Genetics study: Africans have keener sensitivity to bitter tastes

New genetic research from Penn has found that Africans can detect bitter tastes better and more easily than Europeans or Asians—a trait that may have made it easier for African peoples to detect potentially poisonous plants in nature.

According to an ongoing study from the lab of Sarah Tishkoff, the David and Lyn Silfen University Associate Professor and a Penn Integrates Knowledge Professor with joint appointments in the schools of Medicine and Arts and Sciences, there is a striking amount of diversity in the so-called “bitter gene” among African populations—far more diversity, in fact, than in other studied populations around the world.

And with diversity, she says, comes a more sensitive palate.

While previous studies have analyzed the gene TAS2R38, which is known to be associated with variants in bitter taste response, this is the first study of its kind to investigate this pattern of genetic diversity in a wide range of distinct African populations. Common foods with a bitter taste include dandelion greens, coffee, unsweetened chocolate and the aptly named bitter melon.

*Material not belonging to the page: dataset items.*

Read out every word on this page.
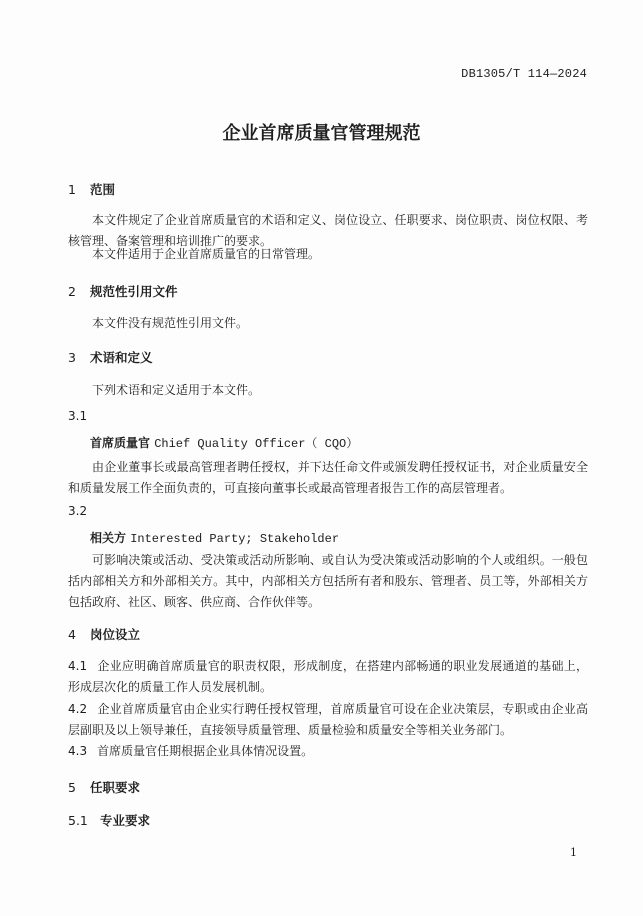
DB1305/T 114—2024
企业首席质量官管理规范
1 范围
本文件规定了企业首席质量官的术语和定义、岗位设立、任职要求、岗位职责、岗位权限、考核管理、备案管理和培训推广的要求。
本文件适用于企业首席质量官的日常管理。
2 规范性引用文件
本文件没有规范性引用文件。
3 术语和定义
下列术语和定义适用于本文件。
3.1
首席质量官 Chief Quality Officer（ CQO）
由企业董事长或最高管理者聘任授权，并下达任命文件或颁发聘任授权证书，对企业质量安全和质量发展工作全面负责的，可直接向董事长或最高管理者报告工作的高层管理者。
3.2
相关方 Interested Party; Stakeholder
可影响决策或活动、受决策或活动所影响、或自认为受决策或活动影响的个人或组织。一般包括内部相关方和外部相关方。其中，内部相关方包括所有者和股东、管理者、员工等，外部相关方包括政府、社区、顾客、供应商、合作伙伴等。
4 岗位设立
4.1 企业应明确首席质量官的职责权限，形成制度，在搭建内部畅通的职业发展通道的基础上，形成层次化的质量工作人员发展机制。
4.2 企业首席质量官由企业实行聘任授权管理，首席质量官可设在企业决策层，专职或由企业高层副职及以上领导兼任，直接领导质量管理、质量检验和质量安全等相关业务部门。
4.3 首席质量官任期根据企业具体情况设置。
5 任职要求
5.1 专业要求
1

This research is part of a wide-ranging genetic diversity project that began when Tishkoff went to Africa to collect phenotype data for a number of variable traits, including bitter taste perception. In this study, people in Cameroon and Kenya were administered vials containing various strengths of the synthetic bitter substance PTC. They were then scored according to the point at which they could first detect the bitter substance.

Back in the lab, Michael Campbell, a postdoctoral researcher in Tishkoff’s lab, sequenced the TAS2R38 gene looking for patterns of diversity.
“We also looked for signatures for selection, and then I correlated the genetic information with the phenotype data to see what kind of result we would get,” says Campbell.

What they found was a high number of haplotypes—or combinations of different forms of genes located on the same chromosome—associated with bitter taste perception in Kenyans and Cameroonians. Typically, in non-Africans, two major haplotypes known as PAV and ADI combine in a predictable variety of ways, resulting in a range of ability to detect bitterness. But in Africans, Campbell says, the results were surprising. Specifically, they saw greater variety of haplotypes in the Africans than in other groups.

“Not only are we seeing PAV and ADI in Africans, but we’re also seeing a number of other haplotypes that are associated with bitter taste detection at some levels,” Campbell says. “They’re at a much higher frequency in Africans than we see in non-Africans.”

What this means, Campbell says, is that Africans have a much greater sensitivity to bitterness than other people.

The question now is why this variation exists.

“There are evolutionary forces at play here, but we’re just not quite sure which ones—yet,” Campbell says. “It’s been speculated that perhaps it’s due to the importance of being able to detect bitter substances in nature, because bitter substances in plants are likely indicative of toxins that the plant may contain. So, there’s basically a survival advantage to being able to detect these substances.”

Campbell and others will continue to pursue bitterness even further in an attempt to understand how individuals or populations are able to detect bitter substances and to identify patterns of variation within populations.
This project is just the beginning, however. In Tishkoff’s lab, she and her team of five postdocs and three graduate students are studying lactase persistence in African populations and malaria susceptibility—a disease that affects a huge swath of the African population.

The overall goal is to establish a database of genetic diversity among diverse African populations, which will be important for the identification of the genetic basis of diseases prevalent in African and African-American populations, including diabetes and prostate cancer.

“This is just the tip of the iceberg,” says Campbell.